著者は体脂肪率9.8%を誇るスポーツマン生理学者です。
森谷先生は年齢53にして未だ20代の肉体を誇る偉丈夫で、毎日8Kmのジョギングを日課としているとか。
失礼ながら「生理学者」さんにしてはその基礎知識には少々疑問符が付きます。
先生の糖質制限に対する基本認識は次の如くです。
『炭水化物抜きのダイエットも流行しているようですが、これもまったくお勧めできません。炭水化物を抜くと大変なことになる。脳はパニックになる、筋肉は減る、体脂肪は増える、朝から爆睡する、リバウンドもしやすくなってしまう。脳のエネルギー源は糖質からできているブドウ糖だけです。だから、炭水化物を減らすと、エネルギーを大量に消費する脳はエネルギー不足になり、体を省エネモードにしてしまう。簡単な話、寝かせてしまうんです。それでも栄養が不足すると、脳は筋肉のたんぱく質をアミノ酸に分解して、肝臓でブドウ糖に変えて摂取する。その結果、筋肉は痩せて基礎代謝が落ち、食欲の調整もできなくなる。「糖分の取り過ぎだからご飯の量を減らせ」とアドバイスするお医者さんがいますが、まったくナンセンスです。米や砂糖などを食べ過ぎて糖尿病になるなら昔の人はもっと糖尿病に罹っていた筈です。
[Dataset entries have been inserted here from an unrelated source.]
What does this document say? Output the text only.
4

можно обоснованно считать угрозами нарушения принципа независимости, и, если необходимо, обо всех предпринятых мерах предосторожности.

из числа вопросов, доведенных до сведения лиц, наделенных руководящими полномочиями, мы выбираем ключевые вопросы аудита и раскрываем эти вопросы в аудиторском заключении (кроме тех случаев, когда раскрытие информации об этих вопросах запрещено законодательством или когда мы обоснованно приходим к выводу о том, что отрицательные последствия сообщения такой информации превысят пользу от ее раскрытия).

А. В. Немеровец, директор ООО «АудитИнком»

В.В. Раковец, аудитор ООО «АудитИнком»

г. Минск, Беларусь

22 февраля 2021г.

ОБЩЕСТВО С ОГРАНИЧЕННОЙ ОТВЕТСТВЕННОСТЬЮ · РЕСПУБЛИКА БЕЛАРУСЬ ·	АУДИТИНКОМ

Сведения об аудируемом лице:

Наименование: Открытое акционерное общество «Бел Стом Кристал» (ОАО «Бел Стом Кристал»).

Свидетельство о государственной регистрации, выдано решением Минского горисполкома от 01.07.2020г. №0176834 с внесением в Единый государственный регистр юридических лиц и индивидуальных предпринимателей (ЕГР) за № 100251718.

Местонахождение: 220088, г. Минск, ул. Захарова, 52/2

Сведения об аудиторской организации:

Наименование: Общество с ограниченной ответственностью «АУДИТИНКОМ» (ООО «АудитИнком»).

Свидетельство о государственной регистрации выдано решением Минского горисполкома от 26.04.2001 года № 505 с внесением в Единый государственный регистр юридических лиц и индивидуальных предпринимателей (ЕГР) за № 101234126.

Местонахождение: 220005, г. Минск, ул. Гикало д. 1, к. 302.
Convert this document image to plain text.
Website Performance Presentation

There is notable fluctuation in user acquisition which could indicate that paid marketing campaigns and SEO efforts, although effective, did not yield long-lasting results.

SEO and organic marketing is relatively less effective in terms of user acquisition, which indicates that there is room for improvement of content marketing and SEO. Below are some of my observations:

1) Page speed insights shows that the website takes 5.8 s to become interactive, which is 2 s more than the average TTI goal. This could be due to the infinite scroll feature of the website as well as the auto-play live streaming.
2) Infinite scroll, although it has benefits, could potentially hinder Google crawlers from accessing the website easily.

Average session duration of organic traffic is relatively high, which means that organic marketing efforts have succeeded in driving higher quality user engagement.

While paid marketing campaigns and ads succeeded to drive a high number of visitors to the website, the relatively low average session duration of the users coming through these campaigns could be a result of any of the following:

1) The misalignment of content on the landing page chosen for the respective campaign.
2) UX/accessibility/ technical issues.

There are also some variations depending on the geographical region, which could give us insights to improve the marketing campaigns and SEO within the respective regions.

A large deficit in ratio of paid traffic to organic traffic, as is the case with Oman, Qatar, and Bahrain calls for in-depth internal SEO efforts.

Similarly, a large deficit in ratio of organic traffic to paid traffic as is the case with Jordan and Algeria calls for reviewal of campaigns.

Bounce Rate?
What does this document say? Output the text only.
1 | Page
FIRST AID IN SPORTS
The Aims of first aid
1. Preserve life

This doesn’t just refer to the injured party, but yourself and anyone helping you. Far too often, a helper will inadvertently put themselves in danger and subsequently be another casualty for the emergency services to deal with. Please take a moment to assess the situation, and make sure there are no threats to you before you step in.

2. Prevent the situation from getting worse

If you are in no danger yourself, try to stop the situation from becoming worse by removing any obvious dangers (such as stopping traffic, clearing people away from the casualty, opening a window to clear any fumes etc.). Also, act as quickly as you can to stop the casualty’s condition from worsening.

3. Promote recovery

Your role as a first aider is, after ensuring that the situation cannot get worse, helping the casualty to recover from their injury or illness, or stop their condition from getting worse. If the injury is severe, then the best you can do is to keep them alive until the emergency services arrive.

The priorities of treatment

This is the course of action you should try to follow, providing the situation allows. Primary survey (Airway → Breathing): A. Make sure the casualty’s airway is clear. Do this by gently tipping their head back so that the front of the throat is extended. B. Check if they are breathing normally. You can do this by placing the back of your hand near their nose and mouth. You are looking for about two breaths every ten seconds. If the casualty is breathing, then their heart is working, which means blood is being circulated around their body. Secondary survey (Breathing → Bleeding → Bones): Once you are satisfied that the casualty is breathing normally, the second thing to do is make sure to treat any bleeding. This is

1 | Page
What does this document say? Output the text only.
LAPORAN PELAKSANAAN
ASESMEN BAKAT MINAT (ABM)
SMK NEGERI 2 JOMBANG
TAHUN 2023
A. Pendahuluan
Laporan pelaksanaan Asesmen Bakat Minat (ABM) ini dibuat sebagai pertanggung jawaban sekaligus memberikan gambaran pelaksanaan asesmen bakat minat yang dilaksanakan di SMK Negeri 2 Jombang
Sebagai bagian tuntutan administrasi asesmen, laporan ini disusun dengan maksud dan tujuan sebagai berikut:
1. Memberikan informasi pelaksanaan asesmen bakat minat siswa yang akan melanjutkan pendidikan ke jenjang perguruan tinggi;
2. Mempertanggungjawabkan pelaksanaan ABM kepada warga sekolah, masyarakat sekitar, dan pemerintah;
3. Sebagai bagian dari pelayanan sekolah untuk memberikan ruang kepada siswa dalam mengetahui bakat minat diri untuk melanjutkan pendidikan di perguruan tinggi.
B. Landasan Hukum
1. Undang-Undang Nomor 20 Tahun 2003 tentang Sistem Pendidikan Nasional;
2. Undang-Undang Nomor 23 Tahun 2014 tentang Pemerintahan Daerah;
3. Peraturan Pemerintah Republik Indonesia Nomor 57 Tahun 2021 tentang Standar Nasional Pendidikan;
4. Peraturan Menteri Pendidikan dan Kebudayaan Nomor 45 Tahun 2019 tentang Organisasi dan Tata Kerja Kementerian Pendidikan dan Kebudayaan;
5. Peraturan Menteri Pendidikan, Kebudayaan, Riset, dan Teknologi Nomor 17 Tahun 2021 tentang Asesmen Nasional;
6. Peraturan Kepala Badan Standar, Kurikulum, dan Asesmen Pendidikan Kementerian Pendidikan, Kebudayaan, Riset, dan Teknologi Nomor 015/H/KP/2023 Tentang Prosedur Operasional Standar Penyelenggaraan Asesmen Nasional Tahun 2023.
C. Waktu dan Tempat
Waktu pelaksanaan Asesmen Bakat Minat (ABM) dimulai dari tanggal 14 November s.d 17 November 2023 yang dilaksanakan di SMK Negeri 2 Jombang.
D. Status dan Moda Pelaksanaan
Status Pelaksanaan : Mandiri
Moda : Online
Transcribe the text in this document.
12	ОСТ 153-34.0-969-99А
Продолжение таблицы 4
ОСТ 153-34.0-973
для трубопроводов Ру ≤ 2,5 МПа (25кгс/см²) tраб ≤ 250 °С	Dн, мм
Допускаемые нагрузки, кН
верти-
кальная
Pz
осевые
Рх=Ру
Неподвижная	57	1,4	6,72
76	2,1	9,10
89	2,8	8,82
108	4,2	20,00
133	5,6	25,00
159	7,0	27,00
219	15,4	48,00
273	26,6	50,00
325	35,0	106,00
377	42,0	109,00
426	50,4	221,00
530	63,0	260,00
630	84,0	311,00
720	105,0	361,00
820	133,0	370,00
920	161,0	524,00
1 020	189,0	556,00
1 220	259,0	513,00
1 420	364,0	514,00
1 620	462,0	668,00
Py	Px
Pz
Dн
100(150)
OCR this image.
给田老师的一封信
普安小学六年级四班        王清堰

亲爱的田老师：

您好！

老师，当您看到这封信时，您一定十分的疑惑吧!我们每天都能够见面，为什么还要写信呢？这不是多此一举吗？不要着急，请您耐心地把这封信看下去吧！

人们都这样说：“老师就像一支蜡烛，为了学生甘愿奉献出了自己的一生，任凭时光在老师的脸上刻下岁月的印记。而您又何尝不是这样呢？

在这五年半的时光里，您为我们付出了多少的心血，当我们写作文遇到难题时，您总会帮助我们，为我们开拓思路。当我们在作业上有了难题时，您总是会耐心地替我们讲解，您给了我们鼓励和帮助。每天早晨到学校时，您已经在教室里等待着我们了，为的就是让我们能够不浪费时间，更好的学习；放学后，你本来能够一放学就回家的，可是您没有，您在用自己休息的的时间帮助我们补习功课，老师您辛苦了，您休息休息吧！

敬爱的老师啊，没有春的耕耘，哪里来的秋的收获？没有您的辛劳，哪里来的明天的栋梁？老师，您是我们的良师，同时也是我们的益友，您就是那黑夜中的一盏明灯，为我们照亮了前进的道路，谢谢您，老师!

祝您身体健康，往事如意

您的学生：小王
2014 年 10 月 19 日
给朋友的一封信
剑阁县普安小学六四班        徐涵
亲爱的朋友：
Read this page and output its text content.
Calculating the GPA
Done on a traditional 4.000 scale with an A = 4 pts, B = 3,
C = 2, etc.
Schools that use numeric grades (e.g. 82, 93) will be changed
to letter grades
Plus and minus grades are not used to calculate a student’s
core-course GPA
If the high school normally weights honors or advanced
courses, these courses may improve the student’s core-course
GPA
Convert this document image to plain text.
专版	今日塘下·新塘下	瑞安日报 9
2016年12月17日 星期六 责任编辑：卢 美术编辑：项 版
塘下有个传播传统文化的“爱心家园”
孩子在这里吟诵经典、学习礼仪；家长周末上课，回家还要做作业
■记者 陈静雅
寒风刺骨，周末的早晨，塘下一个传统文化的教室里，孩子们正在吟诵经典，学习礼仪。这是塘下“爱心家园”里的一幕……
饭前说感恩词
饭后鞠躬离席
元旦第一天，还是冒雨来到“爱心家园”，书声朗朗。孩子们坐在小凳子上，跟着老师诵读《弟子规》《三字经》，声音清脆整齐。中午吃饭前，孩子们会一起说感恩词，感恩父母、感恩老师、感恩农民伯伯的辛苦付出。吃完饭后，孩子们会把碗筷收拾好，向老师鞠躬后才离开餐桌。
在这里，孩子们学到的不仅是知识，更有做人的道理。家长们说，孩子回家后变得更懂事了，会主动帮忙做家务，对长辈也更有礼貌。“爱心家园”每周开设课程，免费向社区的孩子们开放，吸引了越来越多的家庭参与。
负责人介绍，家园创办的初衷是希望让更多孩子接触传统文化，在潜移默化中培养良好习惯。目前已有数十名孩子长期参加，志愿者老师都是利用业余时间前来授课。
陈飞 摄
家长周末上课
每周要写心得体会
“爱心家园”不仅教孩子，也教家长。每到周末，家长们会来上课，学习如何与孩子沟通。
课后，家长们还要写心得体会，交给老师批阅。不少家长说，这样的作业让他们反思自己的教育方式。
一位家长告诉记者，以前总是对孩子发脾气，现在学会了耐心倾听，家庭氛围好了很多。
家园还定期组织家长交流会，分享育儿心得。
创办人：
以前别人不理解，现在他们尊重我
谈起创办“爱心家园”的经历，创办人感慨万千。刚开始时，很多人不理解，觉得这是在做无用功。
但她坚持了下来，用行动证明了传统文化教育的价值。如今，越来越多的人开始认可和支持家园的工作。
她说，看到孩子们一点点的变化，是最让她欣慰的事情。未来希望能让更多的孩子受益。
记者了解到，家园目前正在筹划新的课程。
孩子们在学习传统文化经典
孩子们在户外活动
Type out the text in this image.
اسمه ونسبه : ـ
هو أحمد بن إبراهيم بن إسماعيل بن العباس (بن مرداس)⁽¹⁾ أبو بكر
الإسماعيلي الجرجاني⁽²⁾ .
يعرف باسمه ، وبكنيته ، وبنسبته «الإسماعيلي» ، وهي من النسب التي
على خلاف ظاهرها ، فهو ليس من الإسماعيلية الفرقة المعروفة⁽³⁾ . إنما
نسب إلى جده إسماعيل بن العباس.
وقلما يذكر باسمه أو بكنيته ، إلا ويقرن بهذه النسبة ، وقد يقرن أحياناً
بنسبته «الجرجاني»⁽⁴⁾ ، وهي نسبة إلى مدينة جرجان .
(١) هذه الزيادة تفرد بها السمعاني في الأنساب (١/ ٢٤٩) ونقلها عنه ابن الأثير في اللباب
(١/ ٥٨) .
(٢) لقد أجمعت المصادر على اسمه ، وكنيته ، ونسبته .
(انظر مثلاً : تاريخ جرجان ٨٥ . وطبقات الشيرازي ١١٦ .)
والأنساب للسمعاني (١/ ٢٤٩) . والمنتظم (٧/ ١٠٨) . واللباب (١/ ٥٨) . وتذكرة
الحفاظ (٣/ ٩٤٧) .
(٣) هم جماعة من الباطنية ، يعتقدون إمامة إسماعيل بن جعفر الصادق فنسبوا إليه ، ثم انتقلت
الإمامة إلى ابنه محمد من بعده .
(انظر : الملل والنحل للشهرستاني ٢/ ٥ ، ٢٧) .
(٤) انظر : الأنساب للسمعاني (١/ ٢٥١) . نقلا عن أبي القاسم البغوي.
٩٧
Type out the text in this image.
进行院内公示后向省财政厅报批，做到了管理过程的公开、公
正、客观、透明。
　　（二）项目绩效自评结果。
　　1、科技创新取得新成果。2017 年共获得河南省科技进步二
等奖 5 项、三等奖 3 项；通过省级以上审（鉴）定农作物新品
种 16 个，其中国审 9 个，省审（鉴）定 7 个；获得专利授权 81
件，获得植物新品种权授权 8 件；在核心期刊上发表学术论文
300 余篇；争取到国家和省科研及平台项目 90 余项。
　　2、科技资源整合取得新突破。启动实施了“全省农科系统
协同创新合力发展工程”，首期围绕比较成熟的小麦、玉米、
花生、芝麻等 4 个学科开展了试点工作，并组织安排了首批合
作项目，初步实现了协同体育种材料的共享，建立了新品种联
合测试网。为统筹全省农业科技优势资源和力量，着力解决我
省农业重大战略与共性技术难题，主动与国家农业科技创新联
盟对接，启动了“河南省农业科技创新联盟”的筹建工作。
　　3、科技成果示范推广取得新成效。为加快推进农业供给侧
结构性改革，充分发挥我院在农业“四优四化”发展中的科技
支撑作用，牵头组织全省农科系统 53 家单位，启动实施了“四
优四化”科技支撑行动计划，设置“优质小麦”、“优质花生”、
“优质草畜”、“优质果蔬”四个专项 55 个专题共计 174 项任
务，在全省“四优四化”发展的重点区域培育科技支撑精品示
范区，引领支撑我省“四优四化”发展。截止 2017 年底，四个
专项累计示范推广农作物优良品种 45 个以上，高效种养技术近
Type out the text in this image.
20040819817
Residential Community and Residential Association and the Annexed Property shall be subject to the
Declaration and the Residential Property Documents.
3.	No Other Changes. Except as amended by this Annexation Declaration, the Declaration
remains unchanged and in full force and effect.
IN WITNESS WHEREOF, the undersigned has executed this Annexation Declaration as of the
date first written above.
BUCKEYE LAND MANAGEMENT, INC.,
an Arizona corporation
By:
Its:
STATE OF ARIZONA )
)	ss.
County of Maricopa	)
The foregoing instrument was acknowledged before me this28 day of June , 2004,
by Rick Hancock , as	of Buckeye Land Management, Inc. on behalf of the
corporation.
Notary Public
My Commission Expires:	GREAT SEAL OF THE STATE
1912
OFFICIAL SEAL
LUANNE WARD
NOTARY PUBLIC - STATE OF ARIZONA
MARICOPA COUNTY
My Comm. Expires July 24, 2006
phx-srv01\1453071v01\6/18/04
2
無理な食事制限はせず、高糖質食、いわゆる伝統的な和食が美容にもいいんですよ。』
「脳のエネルギー源は糖質からできているブドウ糖だけです。」は明らかに生理学的に間違いです。
根拠の無い「グルコース神話」に完全に囚われておられます。
脳はケトン体を利用出来ます。
しかも、この事実は最新の発見でもなんでもなく、ハーパーやガイトンの教科書にも載っている基本的知識で学生さんでも知っています。
そして筋肉も痩せません。「燃える順」ってものがございますから。脂肪やケトン体は何処に行ったんでしょうか。 どうして突然、脂肪やケトン体より先にアミノ酸が燃えるのでしょうか?
体脂肪率1%以下の限界飢餓状態の人なら有るかも知れませんが(笑)。
筆者のように体脂肪率9.8%を誇っていても、筋肉より先に脂質が燃えるのです。
朝から爆睡する、リバウンドし易い、もありません。 全て逆さまです。
貴方が糖質から離れない限り、メタボからの脱出は有りません。
糖質から離れた小生は1年も掛からずに-44Kgで、メタボから完全脱出でございます。
メタボの方は批判的に読まれればと思います。 星はおまけして2つでございます。